US transport head blames Trump for toxic train disaster
US Transportation Secretary Pete Buttigieg blamed the rollback of safety regulations under President Donald Trump for the catastrophic derailment of a Norfolk Southern train earlier this month in East Palestine, Ohio. After over a week of silence on the subject, Buttigieg suggested the Trump administration was responsible for the accident and the subsequent controlled chemical explosion.
Insisting his agency had improved railroad safety through “historic investments,” Buttigieg claimed the Department of Transportation was nevertheless “constrained by law on some areas of rail regulation (like the braking rule withdrawn by the Trump administration)” in a tweet on Tuesday. Ten days earlier, the 150-car train carrying ten cars of hazardous materials derailed, allegedly due to a mechanical issue with a rail car axle and an emergency brake failure on a straight stretch of railroad.
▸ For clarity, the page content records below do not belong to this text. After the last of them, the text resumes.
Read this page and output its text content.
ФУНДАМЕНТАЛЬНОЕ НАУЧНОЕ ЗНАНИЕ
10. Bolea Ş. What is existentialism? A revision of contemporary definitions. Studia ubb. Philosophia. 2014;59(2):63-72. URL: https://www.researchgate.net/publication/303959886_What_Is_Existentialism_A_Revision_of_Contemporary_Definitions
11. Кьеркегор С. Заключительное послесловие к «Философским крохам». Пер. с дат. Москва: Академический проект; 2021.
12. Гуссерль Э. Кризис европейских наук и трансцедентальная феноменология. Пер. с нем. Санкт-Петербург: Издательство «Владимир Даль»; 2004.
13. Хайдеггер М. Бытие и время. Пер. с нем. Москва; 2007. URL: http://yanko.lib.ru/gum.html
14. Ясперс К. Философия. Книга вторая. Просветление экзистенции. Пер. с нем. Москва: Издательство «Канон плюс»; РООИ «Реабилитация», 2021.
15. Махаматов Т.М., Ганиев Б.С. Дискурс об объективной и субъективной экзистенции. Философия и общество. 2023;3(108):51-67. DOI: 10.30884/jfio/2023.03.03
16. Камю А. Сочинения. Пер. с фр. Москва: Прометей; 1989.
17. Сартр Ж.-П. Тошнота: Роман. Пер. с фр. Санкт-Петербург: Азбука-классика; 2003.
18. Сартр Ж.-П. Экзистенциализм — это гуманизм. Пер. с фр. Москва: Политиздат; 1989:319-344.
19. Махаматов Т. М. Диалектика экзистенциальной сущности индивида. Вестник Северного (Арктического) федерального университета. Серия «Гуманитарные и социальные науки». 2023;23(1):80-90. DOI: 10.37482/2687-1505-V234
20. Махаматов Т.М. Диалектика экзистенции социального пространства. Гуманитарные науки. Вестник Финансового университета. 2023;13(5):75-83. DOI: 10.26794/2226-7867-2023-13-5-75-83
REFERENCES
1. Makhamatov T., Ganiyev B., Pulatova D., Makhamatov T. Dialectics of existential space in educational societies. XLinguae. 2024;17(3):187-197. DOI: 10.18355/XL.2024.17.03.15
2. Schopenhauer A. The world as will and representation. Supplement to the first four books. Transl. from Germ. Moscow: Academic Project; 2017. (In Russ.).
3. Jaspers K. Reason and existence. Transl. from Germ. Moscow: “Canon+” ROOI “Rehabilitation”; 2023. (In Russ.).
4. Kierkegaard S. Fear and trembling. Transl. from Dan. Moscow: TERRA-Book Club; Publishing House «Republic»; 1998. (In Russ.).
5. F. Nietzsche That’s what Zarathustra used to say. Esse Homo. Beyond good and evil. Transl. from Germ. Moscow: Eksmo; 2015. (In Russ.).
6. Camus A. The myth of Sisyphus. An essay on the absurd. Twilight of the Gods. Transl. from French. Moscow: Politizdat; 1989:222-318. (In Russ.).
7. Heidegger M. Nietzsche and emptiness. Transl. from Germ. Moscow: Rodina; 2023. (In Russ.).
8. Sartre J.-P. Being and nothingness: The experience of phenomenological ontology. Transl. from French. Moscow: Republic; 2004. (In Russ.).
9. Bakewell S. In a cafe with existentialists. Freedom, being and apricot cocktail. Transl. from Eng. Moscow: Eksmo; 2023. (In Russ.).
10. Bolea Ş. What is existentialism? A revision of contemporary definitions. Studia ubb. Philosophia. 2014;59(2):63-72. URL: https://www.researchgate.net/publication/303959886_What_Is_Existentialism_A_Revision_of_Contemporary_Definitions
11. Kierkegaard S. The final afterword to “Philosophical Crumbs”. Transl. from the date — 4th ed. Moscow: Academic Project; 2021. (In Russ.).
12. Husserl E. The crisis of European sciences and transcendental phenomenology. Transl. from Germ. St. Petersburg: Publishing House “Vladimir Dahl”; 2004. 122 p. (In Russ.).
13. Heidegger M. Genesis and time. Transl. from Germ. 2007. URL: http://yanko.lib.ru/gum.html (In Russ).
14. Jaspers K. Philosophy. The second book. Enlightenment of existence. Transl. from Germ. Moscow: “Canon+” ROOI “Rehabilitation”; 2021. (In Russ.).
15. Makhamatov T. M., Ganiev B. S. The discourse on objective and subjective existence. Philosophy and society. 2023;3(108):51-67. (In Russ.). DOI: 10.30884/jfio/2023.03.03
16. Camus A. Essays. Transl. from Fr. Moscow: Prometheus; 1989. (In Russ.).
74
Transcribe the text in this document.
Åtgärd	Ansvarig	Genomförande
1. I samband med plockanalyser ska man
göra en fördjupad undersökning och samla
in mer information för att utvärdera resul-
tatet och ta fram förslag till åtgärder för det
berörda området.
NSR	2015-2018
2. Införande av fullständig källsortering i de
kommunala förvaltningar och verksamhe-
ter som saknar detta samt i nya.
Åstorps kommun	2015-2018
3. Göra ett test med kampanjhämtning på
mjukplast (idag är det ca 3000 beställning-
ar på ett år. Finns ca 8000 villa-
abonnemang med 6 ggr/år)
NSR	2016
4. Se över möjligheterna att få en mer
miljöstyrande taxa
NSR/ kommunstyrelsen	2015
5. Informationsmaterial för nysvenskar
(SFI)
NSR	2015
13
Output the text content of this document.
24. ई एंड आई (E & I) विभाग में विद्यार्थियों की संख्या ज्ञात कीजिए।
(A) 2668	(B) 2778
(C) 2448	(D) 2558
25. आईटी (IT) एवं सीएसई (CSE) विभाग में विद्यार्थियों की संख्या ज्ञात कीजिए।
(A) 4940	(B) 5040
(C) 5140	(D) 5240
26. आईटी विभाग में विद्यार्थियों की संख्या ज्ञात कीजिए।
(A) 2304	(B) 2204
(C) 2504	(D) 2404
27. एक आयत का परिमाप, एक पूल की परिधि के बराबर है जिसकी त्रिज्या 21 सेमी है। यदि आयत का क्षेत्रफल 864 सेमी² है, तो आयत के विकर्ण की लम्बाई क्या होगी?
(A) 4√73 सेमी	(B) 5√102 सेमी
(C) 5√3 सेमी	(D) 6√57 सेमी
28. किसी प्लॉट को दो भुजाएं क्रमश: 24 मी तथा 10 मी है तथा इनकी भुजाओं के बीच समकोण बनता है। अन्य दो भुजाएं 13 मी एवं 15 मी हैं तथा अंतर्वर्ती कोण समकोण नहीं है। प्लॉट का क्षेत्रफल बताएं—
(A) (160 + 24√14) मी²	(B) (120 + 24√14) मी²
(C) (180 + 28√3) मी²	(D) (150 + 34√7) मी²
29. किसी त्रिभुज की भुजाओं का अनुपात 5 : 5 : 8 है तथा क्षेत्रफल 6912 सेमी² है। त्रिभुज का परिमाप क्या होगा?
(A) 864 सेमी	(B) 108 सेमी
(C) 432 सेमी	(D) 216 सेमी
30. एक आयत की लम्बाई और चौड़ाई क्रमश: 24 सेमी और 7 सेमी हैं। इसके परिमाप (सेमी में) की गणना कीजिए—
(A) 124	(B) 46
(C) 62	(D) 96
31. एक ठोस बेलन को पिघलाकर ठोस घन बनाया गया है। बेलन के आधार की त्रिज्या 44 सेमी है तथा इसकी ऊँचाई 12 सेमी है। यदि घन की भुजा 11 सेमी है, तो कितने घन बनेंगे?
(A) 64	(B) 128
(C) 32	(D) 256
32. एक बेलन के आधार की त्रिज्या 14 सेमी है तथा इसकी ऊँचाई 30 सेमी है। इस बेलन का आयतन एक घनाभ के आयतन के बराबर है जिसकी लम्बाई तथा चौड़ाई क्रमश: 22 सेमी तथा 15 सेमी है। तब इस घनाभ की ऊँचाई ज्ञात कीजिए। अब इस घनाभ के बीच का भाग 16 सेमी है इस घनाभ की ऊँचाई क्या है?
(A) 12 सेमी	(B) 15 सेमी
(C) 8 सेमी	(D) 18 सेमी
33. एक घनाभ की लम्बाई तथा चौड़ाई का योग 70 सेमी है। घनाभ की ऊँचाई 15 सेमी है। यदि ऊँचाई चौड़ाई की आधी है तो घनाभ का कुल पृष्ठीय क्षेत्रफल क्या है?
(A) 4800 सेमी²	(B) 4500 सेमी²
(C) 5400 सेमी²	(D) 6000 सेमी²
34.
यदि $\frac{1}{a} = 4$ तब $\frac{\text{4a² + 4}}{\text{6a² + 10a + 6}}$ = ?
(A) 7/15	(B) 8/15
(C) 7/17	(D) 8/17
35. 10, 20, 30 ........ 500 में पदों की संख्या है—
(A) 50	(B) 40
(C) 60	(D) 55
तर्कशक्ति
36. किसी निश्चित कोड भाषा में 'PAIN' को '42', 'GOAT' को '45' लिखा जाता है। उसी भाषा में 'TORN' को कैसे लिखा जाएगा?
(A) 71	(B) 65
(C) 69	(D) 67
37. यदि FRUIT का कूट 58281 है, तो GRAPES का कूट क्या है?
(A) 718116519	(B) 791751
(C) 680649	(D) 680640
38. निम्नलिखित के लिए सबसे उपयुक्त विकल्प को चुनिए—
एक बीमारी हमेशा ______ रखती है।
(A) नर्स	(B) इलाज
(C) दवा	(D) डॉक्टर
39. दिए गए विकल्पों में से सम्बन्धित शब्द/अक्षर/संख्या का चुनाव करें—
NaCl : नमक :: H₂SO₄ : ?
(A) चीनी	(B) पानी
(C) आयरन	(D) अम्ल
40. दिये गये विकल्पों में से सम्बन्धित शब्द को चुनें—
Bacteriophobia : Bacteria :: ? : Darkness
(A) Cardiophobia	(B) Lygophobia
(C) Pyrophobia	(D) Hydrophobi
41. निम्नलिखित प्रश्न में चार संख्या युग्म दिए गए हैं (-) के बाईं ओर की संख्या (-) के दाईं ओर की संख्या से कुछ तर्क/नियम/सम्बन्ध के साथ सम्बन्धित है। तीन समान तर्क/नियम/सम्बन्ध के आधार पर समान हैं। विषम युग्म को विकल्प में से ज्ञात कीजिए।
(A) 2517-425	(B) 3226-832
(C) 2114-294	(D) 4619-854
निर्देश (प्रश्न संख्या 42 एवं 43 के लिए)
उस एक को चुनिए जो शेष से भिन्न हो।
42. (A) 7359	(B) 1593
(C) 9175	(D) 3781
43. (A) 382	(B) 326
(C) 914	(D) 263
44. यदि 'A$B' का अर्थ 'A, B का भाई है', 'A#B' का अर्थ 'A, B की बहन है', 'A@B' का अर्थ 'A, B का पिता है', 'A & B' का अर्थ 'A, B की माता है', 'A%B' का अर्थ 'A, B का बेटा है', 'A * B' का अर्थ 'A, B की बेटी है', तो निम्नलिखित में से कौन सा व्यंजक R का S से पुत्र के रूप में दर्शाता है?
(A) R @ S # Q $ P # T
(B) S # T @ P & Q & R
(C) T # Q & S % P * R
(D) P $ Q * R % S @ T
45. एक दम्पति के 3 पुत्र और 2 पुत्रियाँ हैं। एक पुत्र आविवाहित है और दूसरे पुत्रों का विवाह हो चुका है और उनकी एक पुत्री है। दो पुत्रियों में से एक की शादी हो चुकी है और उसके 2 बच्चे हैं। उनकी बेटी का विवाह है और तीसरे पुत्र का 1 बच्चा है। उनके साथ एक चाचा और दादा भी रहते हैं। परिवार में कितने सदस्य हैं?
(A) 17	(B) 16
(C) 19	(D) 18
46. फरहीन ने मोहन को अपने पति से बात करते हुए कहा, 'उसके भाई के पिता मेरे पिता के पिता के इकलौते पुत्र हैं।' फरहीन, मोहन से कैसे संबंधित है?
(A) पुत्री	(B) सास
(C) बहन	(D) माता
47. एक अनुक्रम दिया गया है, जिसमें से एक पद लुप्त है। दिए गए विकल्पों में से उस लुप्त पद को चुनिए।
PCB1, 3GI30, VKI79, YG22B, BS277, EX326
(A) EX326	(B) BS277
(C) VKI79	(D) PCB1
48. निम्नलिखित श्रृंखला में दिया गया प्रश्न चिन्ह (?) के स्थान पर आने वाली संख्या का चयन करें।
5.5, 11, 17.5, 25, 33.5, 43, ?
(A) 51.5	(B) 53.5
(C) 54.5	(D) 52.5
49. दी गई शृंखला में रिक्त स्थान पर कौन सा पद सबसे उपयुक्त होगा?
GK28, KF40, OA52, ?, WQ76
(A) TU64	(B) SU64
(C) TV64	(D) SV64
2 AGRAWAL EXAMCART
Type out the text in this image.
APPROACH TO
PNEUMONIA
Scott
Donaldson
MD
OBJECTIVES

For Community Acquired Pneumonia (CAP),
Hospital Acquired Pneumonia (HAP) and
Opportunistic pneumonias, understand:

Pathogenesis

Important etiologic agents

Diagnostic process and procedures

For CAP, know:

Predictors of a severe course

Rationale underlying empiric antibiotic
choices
The braking rule in question required trains carrying some hazardous materials to use high-tech electronically-controlled pneumatic brakes. It was rolled back in 2017, after a law passed in 2015 – long before Trump became president – initiated a requirement for cost-benefit analysis for new safety regulations.
The Department of Transportation explained in a statement on Wednesday that the 2015 legislation “makes it challenging to reinstate the rule in its previous configuration – due to threats of litigation and opposition in Congress.” The agency nevertheless promised to “evaluate action to prevent this from happening again.”
As the derailed cars released the chemicals, including carcinogens, into the air, water, and soil, Norfolk Southern initiated a controlled release and burnoff of the highly toxic gas vinyl chloride from one of the cars. The company insisted that failing to do so could turn the derailed train into a “bomb” that would send shrapnel and poisonous fumes rocketing through the surrounding community. When burned vinyl chloride turns into hydrogen chloride and phosgene, a chemical weapon used in World War I.
While the local authorities lifted the initial evacuation order and declared the water safe to drink, some residents have complained of alarming physical symptoms, as well as dead pets, livestock, and fish.
The Environmental Protection Agency has accused Norfolk Southern of failing to properly dispose of contaminated soil and has found toxic butyl acrylate in the Ohio River, which supplies drinking water to about 10% of the US population. At least five lawsuits have been filed against Norfolk Southern over the derailment accusing the company of negligence.